Contrat partiellement respecté

Pour le nouveau président, cette phase de transition, dont l’objectif principal sera d’organiser des élections présidentielle et législatives en novembre 2015, risque de tourner à l’épreuve de force. Ou, du moins, à une cohabitation déséquilibrée. Avant sa prise de fonction, l’armée et les civils avaient conclu un accord prévoyant la nomination d’un militaire au poste de Premier ministre en échange d’une présidence et d’un Conseil national de transition (CNT, le futur organe législatif) dominés par des civils.

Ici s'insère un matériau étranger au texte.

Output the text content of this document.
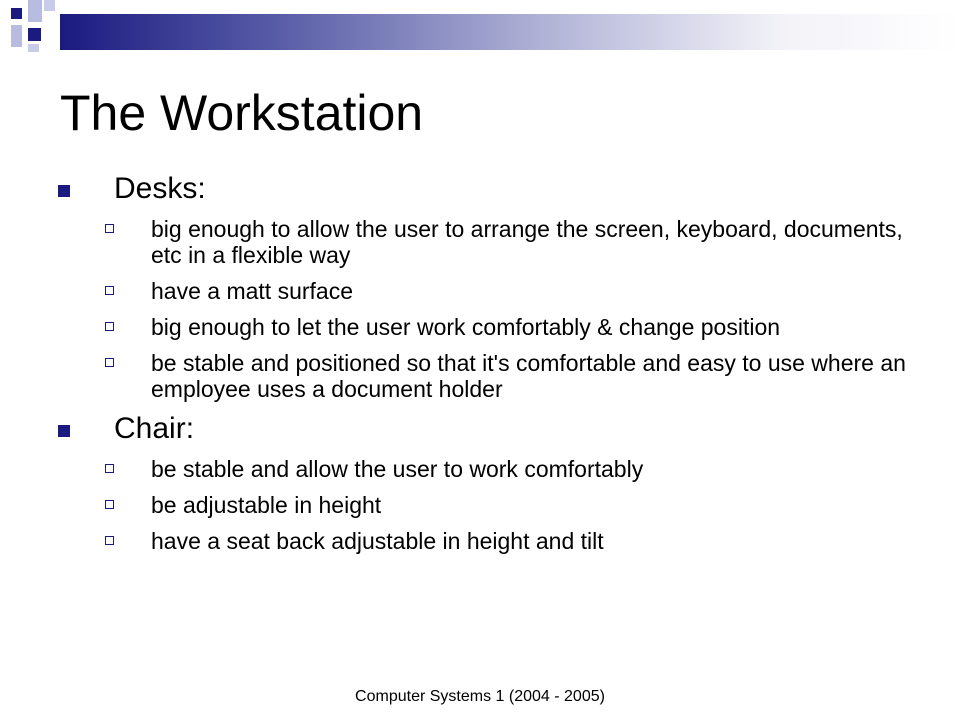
The Workstation
Desks:
big enough to allow the user to arrange the screen, keyboard, documents, etc in a flexible way
have a matt surface
big enough to let the user work comfortably & change position
be stable and positioned so that it's comfortable and easy to use where an employee uses a document holder
Chair:
be stable and allow the user to work comfortably
be adjustable in height
have a seat back adjustable in height and tilt
Computer Systems 1 (2004 - 2005)
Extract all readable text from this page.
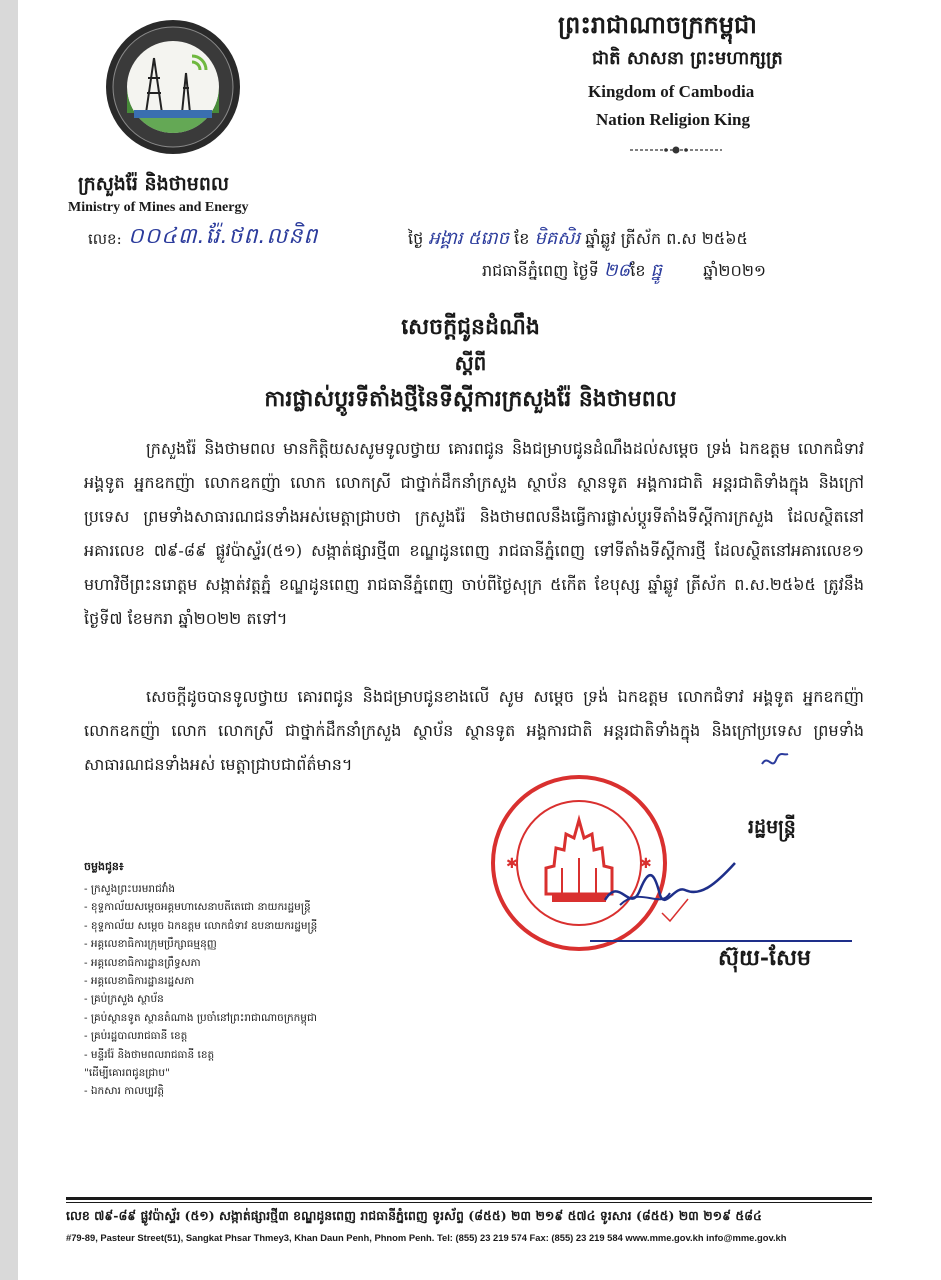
ក្រសួងរ៉ែ និងថាមពល
Ministry of Mines and Energy
លេខ: ០០៤៣.រ៉ែ.ថព.លនិព
ព្រះរាជាណាចក្រកម្ពុជា
ជាតិ សាសនា ព្រះមហាក្សត្រ
Kingdom of Cambodia
Nation Religion King
ថ្ងៃ អង្គារ ៥រោច ខែ មិគសិរ ឆ្នាំឆ្លូវ ត្រីស័ក ព.ស ២៥៦៥
រាជធានីភ្នំពេញ ថ្ងៃទី ២៨ខែ ធ្នូ	ឆ្នាំ២០២១
សេចក្តីជូនដំណឹង
ស្តីពី
ការផ្លាស់ប្តូរទីតាំងថ្មីនៃទីស្តីការក្រសួងរ៉ែ និងថាមពល
ក្រសួងរ៉ែ និងថាមពល មានកិត្តិយសសូមទូលថ្វាយ គោរពជូន និងជម្រាបជូនដំណឹងដល់សម្តេច ទ្រង់ ឯកឧត្តម លោកជំទាវ អង្គទូត អ្នកឧកញ៉ា លោកឧកញ៉ា លោក លោកស្រី ជាថ្នាក់ដឹកនាំក្រសួង ស្ថាប័ន ស្ថានទូត អង្គការជាតិ អន្តរជាតិទាំងក្នុង និងក្រៅប្រទេស ព្រមទាំងសាធារណជនទាំងអស់មេត្តាជ្រាបថា ក្រសួងរ៉ែ និងថាមពលនឹងធ្វើការផ្លាស់ប្តូរទីតាំងទីស្តីការក្រសួង ដែលស្ថិតនៅអគារលេខ ៧៩-៨៩ ផ្លូវប៉ាស្ទ័រ(៥១) សង្កាត់ផ្សារថ្មី៣ ខណ្ឌដូនពេញ រាជធានីភ្នំពេញ ទៅទីតាំងទីស្តីការថ្មី ដែលស្ថិតនៅអគារលេខ១ មហាវិថីព្រះនរោត្តម សង្កាត់វត្តភ្នំ ខណ្ឌដូនពេញ រាជធានីភ្នំពេញ ចាប់ពីថ្ងៃសុក្រ ៥កើត ខែបុស្ស ឆ្នាំឆ្លូវ ត្រីស័ក ព.ស.២៥៦៥ ត្រូវនឹងថ្ងៃទី៧ ខែមករា ឆ្នាំ២០២២ តទៅ។
សេចក្តីដូចបានទូលថ្វាយ គោរពជូន និងជម្រាបជូនខាងលើ សូម សម្តេច ទ្រង់ ឯកឧត្តម លោកជំទាវ អង្គទូត អ្នកឧកញ៉ា លោកឧកញ៉ា លោក លោកស្រី ជាថ្នាក់ដឹកនាំក្រសួង ស្ថាប័ន ស្ថានទូត អង្គការជាតិ អន្តរជាតិទាំងក្នុង និងក្រៅប្រទេស ព្រមទាំងសាធារណជនទាំងអស់ មេត្តាជ្រាបជាព័ត៌មាន។
✱	✱
រដ្ឋមន្ត្រី
ស៊ុយ-សែម
ចម្លងជូន៖
- ក្រសួងព្រះបរមរាជវាំង
- ខុទ្ទកាល័យសម្តេចអគ្គមហាសេនាបតីតេជោ នាយករដ្ឋមន្ត្រី
- ខុទ្ទកាល័យ សម្តេច ឯកឧត្តម លោកជំទាវ ឧបនាយករដ្ឋមន្ត្រី
- អគ្គលេខាធិការក្រុមប្រឹក្សាធម្មនុញ្ញ
- អគ្គលេខាធិការដ្ឋានព្រឹទ្ធសភា
- អគ្គលេខាធិការដ្ឋានរដ្ឋសភា
- គ្រប់ក្រសួង ស្ថាប័ន
- គ្រប់ស្ថានទូត ស្ថានតំណាង ប្រចាំនៅព្រះរាជាណាចក្រកម្ពុជា
- គ្រប់រដ្ឋបាលរាជធានី ខេត្ត
- មន្ទីររ៉ែ និងថាមពលរាជធានី ខេត្ត
"ដើម្បីគោរពជូនជ្រាប"
- ឯកសារ កាលប្បវត្តិ
លេខ ៧៩-៨៩ ផ្លូវប៉ាស្ទ័រ (៥១) សង្កាត់ផ្សារថ្មី៣ ខណ្ឌដូនពេញ រាជធានីភ្នំពេញ ទូរស័ព្ទ (៨៥៥) ២៣ ២១៩ ៥៧៤ ទូរសារ (៨៥៥) ២៣ ២១៩ ៥៨៤
#79-89, Pasteur Street(51), Sangkat Phsar Thmey3, Khan Daun Penh, Phnom Penh. Tel: (855) 23 219 574 Fax: (855) 23 219 584 www.mme.gov.kh info@mme.gov.kh
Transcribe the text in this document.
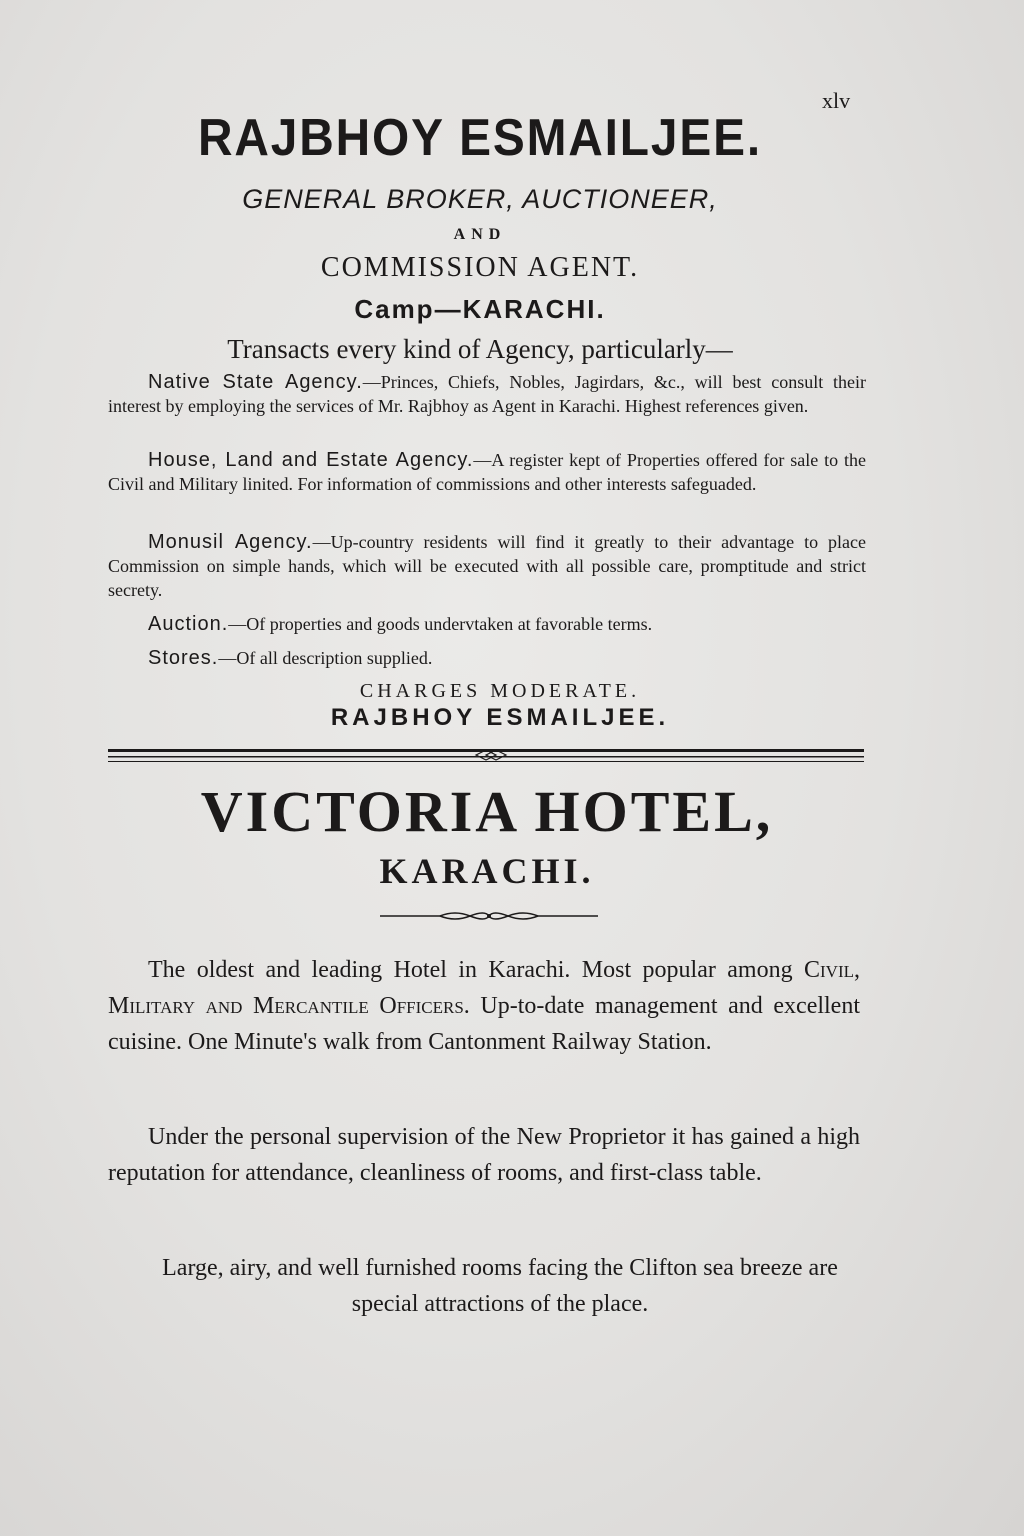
xlv
RAJBHOY ESMAILJEE.
GENERAL BROKER, AUCTIONEER,
AND
COMMISSION AGENT.
Camp—KARACHI.
Transacts every kind of Agency, particularly—
Native State Agency.—Princes, Chiefs, Nobles, Jagirdars, &c., will best consult their interest by employing the services of Mr. Rajbhoy as Agent in Karachi. Highest references given.
House, Land and Estate Agency.—A register kept of Properties offered for sale to the Civil and Military linited. For information of commissions and other interests safeguaded.
Monusil Agency.—Up-country residents will find it greatly to their advantage to place Commission on simple hands, which will be executed with all possible care, promptitude and strict secrety.
Auction.—Of properties and goods undervtaken at favorable terms.
Stores.—Of all description supplied.
CHARGES MODERATE.
RAJBHOY ESMAILJEE.
VICTORIA HOTEL,
KARACHI.
The oldest and leading Hotel in Karachi. Most popular among Civil, Military and Mercantile Officers. Up-to-date management and excellent cuisine. One Minute's walk from Cantonment Railway Station.
Under the personal supervision of the New Proprietor it has gained a high reputation for attendance, cleanliness of rooms, and first-class table.
Large, airy, and well furnished rooms facing the Clifton sea breeze are special attractions of the place.
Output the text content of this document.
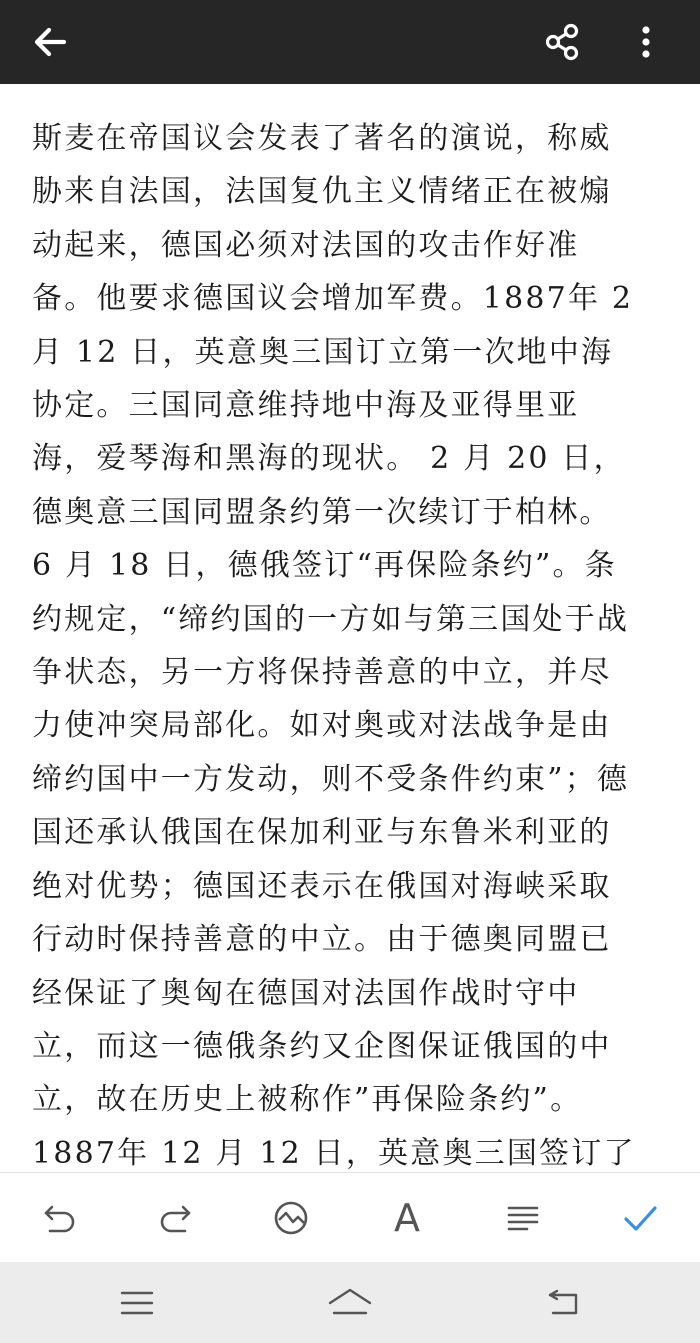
斯麦在帝国议会发表了著名的演说，称威
胁来自法国，法国复仇主义情绪正在被煽
动起来，德国必须对法国的攻击作好准
备。他要求德国议会增加军费。1887年 2
月 12 日，英意奥三国订立第一次地中海
协定。三国同意维持地中海及亚得里亚
海，爱琴海和黑海的现状。 2 月 20 日，
德奥意三国同盟条约第一次续订于柏林。
6 月 18 日，德俄签订“再保险条约”。条
约规定，“缔约国的一方如与第三国处于战
争状态，另一方将保持善意的中立，并尽
力使冲突局部化。如对奥或对法战争是由
缔约国中一方发动，则不受条件约束”；德
国还承认俄国在保加利亚与东鲁米利亚的
绝对优势；德国还表示在俄国对海峡采取
行动时保持善意的中立。由于德奥同盟已
经保证了奥匈在德国对法国作战时守中
立，而这一德俄条约又企图保证俄国的中
立，故在历史上被称作”再保险条约”。
1887年 12 月 12 日，英意奥三国签订了

A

Vingt-quatre heures à peine après sa prestation de serment, Kafando a donc été contraint de choisir le lieutenant-colonel Zida, 49 ans, homme fort du Faso depuis la chute de Blaise Compaoré, pour diriger le gouvernement. Le tout avec la bénédiction de certains représentants de la société civile et de leaders de partis politiques, rassérénés par "l’attitude républicaine" du gradé durant ses trois semaines aux affaires. "C’est un partage équitable des rôles, glisse un cadre de l’opposition. Nous avions besoin de l’appui de l’armée, et il était convenu qu’elle soit une composante de la transition. Que Zida se retrouve Premier ministre ne nous pose aucun problème."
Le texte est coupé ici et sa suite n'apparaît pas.